We set off from Trachere at about 10am; I was looking forward to a walk that had signposts, was indicated by a solid red line on the map and no life threatening bits at all. It was remarkably warm, we were walking in t-shirts and yet if you looked up the grassy slope to the ridge you could see the last pylon in the lift system for the ski resort of Saint Lary. The only snow on the pistes now must be machine made.
We passed a palomerie, near the path was a hide camouflaged with dead vegetation and then below it in the valley some of the trees had a system of pulleys and wires with huge weights attached. In September to November huge nets are tied to the wires and somehow used to intercept and trap flocks of pigeons which are eaten locally.

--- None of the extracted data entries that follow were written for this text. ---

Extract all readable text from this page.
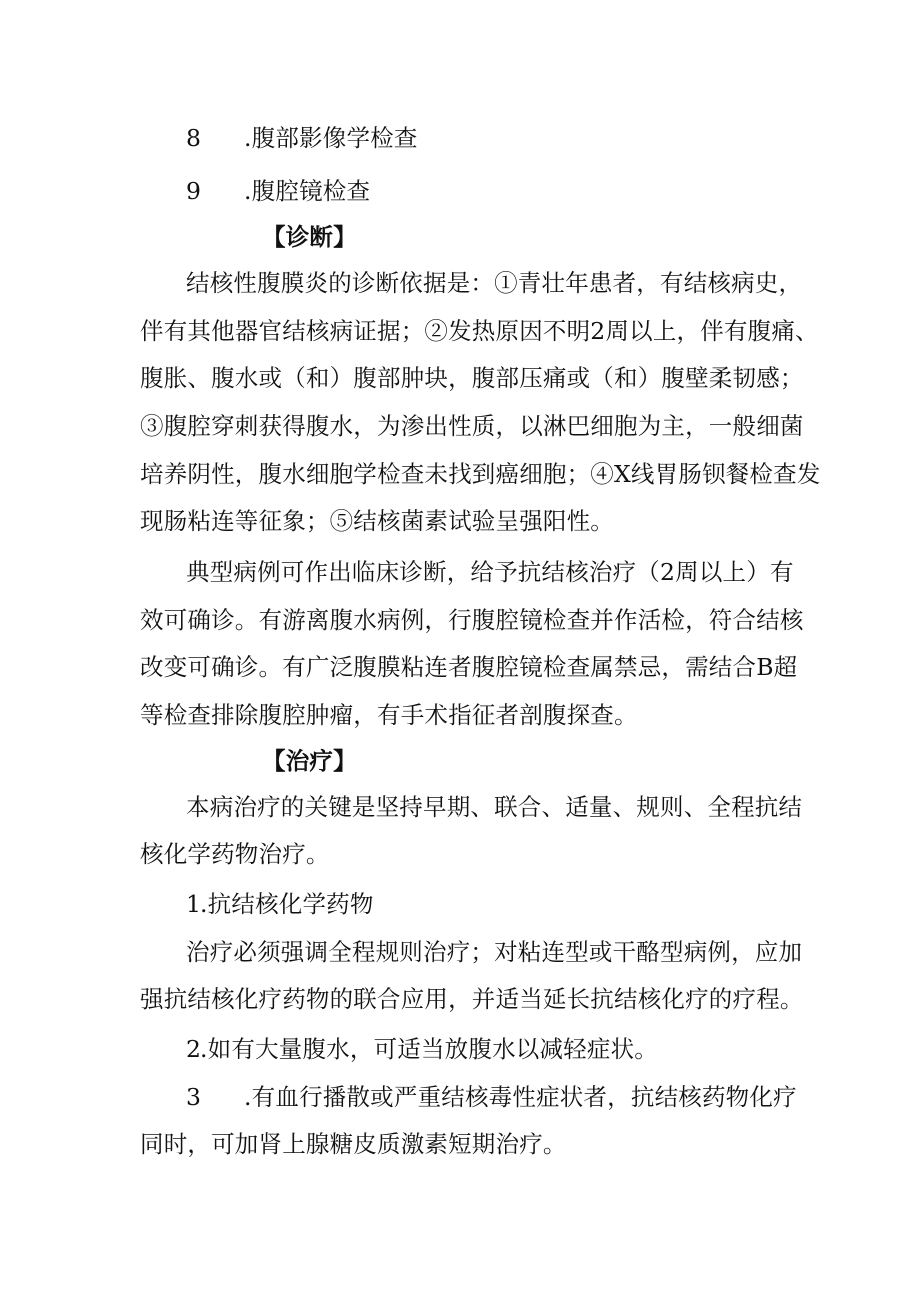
8 .腹部影像学检查
9 .腹腔镜检查
【诊断】
结核性腹膜炎的诊断依据是：①青壮年患者，有结核病史，
伴有其他器官结核病证据；②发热原因不明2周以上，伴有腹痛、
腹胀、腹水或（和）腹部肿块，腹部压痛或（和）腹壁柔韧感；
③腹腔穿刺获得腹水，为渗出性质，以淋巴细胞为主，一般细菌
培养阴性，腹水细胞学检查未找到癌细胞；④X线胃肠钡餐检查发
现肠粘连等征象；⑤结核菌素试验呈强阳性。
典型病例可作出临床诊断，给予抗结核治疗（2周以上）有
效可确诊。有游离腹水病例，行腹腔镜检查并作活检，符合结核
改变可确诊。有广泛腹膜粘连者腹腔镜检查属禁忌，需结合B超
等检查排除腹腔肿瘤，有手术指征者剖腹探查。
【治疗】
本病治疗的关键是坚持早期、联合、适量、规则、全程抗结
核化学药物治疗。
1.抗结核化学药物
治疗必须强调全程规则治疗；对粘连型或干酪型病例，应加
强抗结核化疗药物的联合应用，并适当延长抗结核化疗的疗程。
2.如有大量腹水，可适当放腹水以减轻症状。
3 .有血行播散或严重结核毒性症状者，抗结核药物化疗
同时，可加肾上腺糖皮质激素短期治疗。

The village we walked to, Eget, had an interesting history. There are only 25 permanent inhabitants left, most of the houses are now second homes, probably belonging to rich Parisians, they were all beautifully restored with slate roofs and there were newly laid cobbled streets and a drainage system through the village. Yet 100 years ago there were 250 inhabitants, a village school, presbytery and remarkably a hot spring where the inhabitants bathed and did their washing. We found the spring just beyond the village, and the walled area where the women would do their washing but the water is no longer hot. maybe that's why the village depopulated.
We were walking along the side of a south facing slope, but because the higher peaks were further south they cast a shadow and sun didn’t come up until after 10am, and went down behind the mountains at about 3pm you could see that the villages on the other side of the valley had no sun all day. It must be quite depressing for the locals.